What about the flip side? What do the wire houses seek in their new advisers? Some say it is youth, though others still have respect for the veterans. "Hiring younger and newer advisers will allow the company to shape and mold them to fit their culture," said Larry Petrone, research director at Financial Research Corp. in Boston. "There is certainly a massive number of advisers retiring in 10 to 15 years, and the wire houses' moving to hire younger advisers may be an effort to attract them to a team."
Scott Smith, a senior analyst at the Cerulli Associates consulting firm in Boston, said that companies like MSSB are even able to relax their recruiting standards and still attract the younger, aspiring advisers. "They have growth potential in their careers," he said. "Younger advisers will team up with more experienced ones [that] can grow them into producers."
Wells Fargo Advisors is embracing this idea, to an extent. It is promoting the idea of having a mix of advisers both new and old. "We want experienced advisers and successful individuals who have strong" backgrounds of "professional and sales orientation, with proven experience in a consulting role," said Chip Walker, managing director of FA Integration at Wells Fargo. At the same time, Walker said, he anticipates building up a diverse mix of advisers with the intention of creating a dual track at his firm. "The adviser trainees are needed to grow the business and lead the industry when the older ones leave," he said.
This is the environment that Kevin Whitehead encountered when he moved to Wells Fargo Advisors from Morgan Stanley Smith Barney this year. "At Wells Fargo, financial advisers are at the core of existence," said Whitehead, a branch manager in St. Louis. "And the clients are the whole thing."

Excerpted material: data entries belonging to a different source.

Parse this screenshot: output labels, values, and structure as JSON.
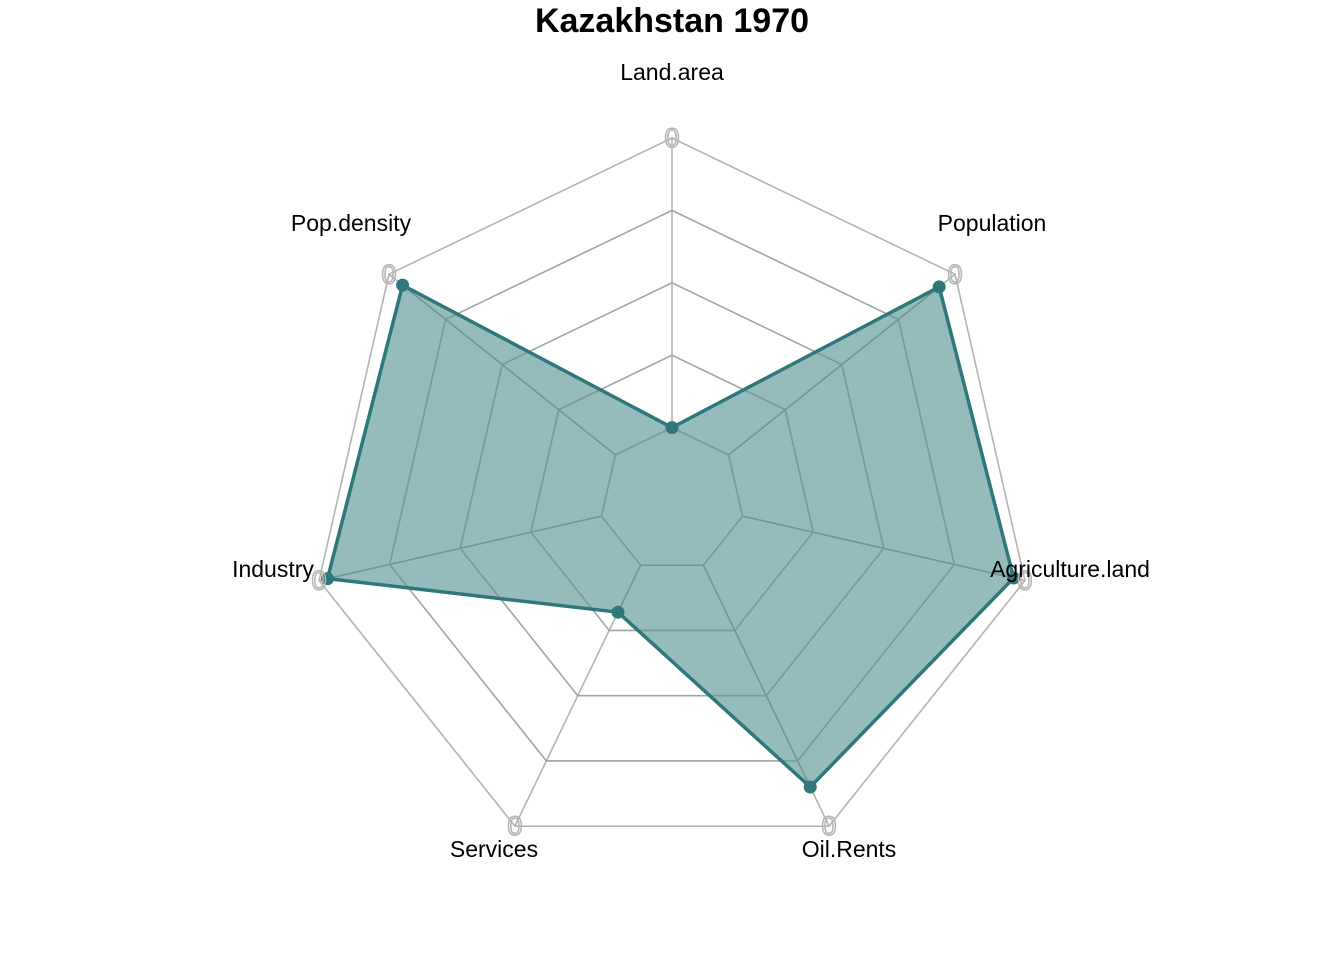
{
  "chart_data": {
    "type": "radar",
    "title": "Kazakhstan 1970",
    "axes": [
      "Land.area",
      "Population",
      "Agriculture.land",
      "Oil.Rents",
      "Services",
      "Industry",
      "Pop.density"
    ],
    "axis_max_labels": [
      "0",
      "0",
      "0",
      "0",
      "0",
      "0",
      "0"
    ],
    "series": [
      {
        "values": [
          0.0,
          0.93,
          0.96,
          0.85,
          0.18,
          0.97,
          0.94
        ]
      }
    ],
    "range": [
      0,
      1
    ],
    "grid_levels": 5,
    "grid": true,
    "legend": "none"
  },
  "colors": {
    "fill": "#2e777a",
    "fill_opacity": 0.5,
    "line": "#2e777a",
    "grid": "#b3b3b3",
    "inner_grid": "#7f9e9f"
  }
}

Whitehead also felt that Wells Fargo was further along on integrating its recent acquisitions (Wachovia and, by extension, A.G. Edwards) than the environment he came from that was embroiled in combining Morgan Stanley and Smith Barney. "It's the reason why I moved. … If you [are in] a culture where you are afraid to make a decision, and people's judgment starts to suffer, … it's not a good position to be in. I am being paid for my sound judgment. If I am afraid to make a decision, it created stress and anxiety."
For Wells' new recruits, Whitehead said, the experience gained from having worked in this channel is a big plus. "Typically, wire house training [provides] more education, and it is comprehensive [so that] they fit the platform," he said.
Lyle LaMothe, head of U.S. wealth management at B of A Merrill Lynch, said he believes that a successful adviser must possess other qualities before being offered a good package to join Merrill. "I need advisers who exhibit collaborative traits and are growth-oriented at the same time," he said.
Paul Santucci, the chief operating officer of the wealth management group at UBS, said that recruiting activity had jumped in the past year. As a result, the company is more selective in seeking the right adviser. "We take a deep look at the adviser's business and [whether] they have the personality that makes sure they are going into the right organization," he said. UBS aims to fill a more specific niche than the other wire houses, looking to reorganize itself as a smaller player in select markets.
Pirker of Aite Group said that the most common reason for brokers to leave is the damage to their firms' brands in the wake of the financial crisis. The Aite study said that about 16% of advisers who left did so because of their firm's tarnished reputation.